L’Observatoire des religions

L’Europe et la reconnaissance des valeurs de la liberté économique. 1 Concurrence institutionnelle et reconnaissance des valeurs de la liberté en Europe

jeudi 5 juillet 2007 par François Facchini

1.1 La fragmentation politique de l’Europe et la reconnaissance de la liberté économique

Paul Kennedy (1988, 1991) dans son ouvrage Naissance et déclin des grandes puissances et Jean Baechler (1995) dans son livre Le capitalisme montrent que le grand non événement qui a dominé le destin de l’Europe fut l’absence d’un empire hégémonique.
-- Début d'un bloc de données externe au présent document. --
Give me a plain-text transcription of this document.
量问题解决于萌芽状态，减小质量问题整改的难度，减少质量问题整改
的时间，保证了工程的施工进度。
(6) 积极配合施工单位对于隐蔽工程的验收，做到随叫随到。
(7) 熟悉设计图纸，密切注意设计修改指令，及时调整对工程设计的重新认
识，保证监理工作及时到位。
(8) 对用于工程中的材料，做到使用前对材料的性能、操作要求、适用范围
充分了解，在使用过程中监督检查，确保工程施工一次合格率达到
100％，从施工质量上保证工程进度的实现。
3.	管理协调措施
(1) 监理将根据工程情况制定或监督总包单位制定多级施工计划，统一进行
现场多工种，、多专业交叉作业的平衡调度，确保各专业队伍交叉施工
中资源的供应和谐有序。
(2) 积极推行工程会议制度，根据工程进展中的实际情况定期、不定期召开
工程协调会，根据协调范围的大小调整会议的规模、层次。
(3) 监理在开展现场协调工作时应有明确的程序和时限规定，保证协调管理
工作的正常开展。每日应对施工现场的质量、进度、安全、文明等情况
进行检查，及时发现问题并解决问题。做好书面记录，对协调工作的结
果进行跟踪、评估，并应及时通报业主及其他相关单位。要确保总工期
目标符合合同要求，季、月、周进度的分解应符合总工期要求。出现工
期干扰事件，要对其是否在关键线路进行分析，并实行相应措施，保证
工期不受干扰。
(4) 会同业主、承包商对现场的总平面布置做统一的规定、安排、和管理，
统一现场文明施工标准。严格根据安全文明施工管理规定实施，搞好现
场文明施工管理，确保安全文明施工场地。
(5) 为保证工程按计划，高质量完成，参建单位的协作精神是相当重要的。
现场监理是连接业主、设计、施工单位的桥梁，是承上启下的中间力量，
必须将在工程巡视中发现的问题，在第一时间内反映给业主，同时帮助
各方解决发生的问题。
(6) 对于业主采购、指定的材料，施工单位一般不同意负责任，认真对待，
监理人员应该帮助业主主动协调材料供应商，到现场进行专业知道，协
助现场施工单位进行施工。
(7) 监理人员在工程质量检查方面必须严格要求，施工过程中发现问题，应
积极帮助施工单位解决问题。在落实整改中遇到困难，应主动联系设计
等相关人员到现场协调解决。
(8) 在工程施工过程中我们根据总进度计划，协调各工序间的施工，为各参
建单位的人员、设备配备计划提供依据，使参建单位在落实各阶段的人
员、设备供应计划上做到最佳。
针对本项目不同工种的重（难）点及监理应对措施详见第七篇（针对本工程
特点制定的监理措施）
Pour Baechler (1995, p.376) l’extension constante du marché, en étendue et en intensité, est issue de l’absence d’un ordre politique étendu à l’ensemble de l’Europe occidentale. Cette absence de pouvoir politique unique aurait empêché tout contrôle sur le commerce international. L’absence d’autorité suprême comparable à l’autorité instituée dans les empires chinois (Ming), indiens (Grand Mongol), Ottoman ou Japonais (Tokugawa) et l’existence de rivalités et de conflits entre les divers royaumes et cités-Etats expliquent le développement économique de l’Europe. La centralisation politique explique a contrario le déclin des grands empires. La petite taille des Etats a stimulé la recherche d’améliorations militaires, l’interaction fructueuse entre les innovations technologiques et commerciales et l’esprit d’entreprise. C’est parce qu’il fallait financer la guerre que les royautés d’Europe était obligée de protéger l’activité commerciale des villes. L’impôt rendait nécessaire un accord avec les marchands.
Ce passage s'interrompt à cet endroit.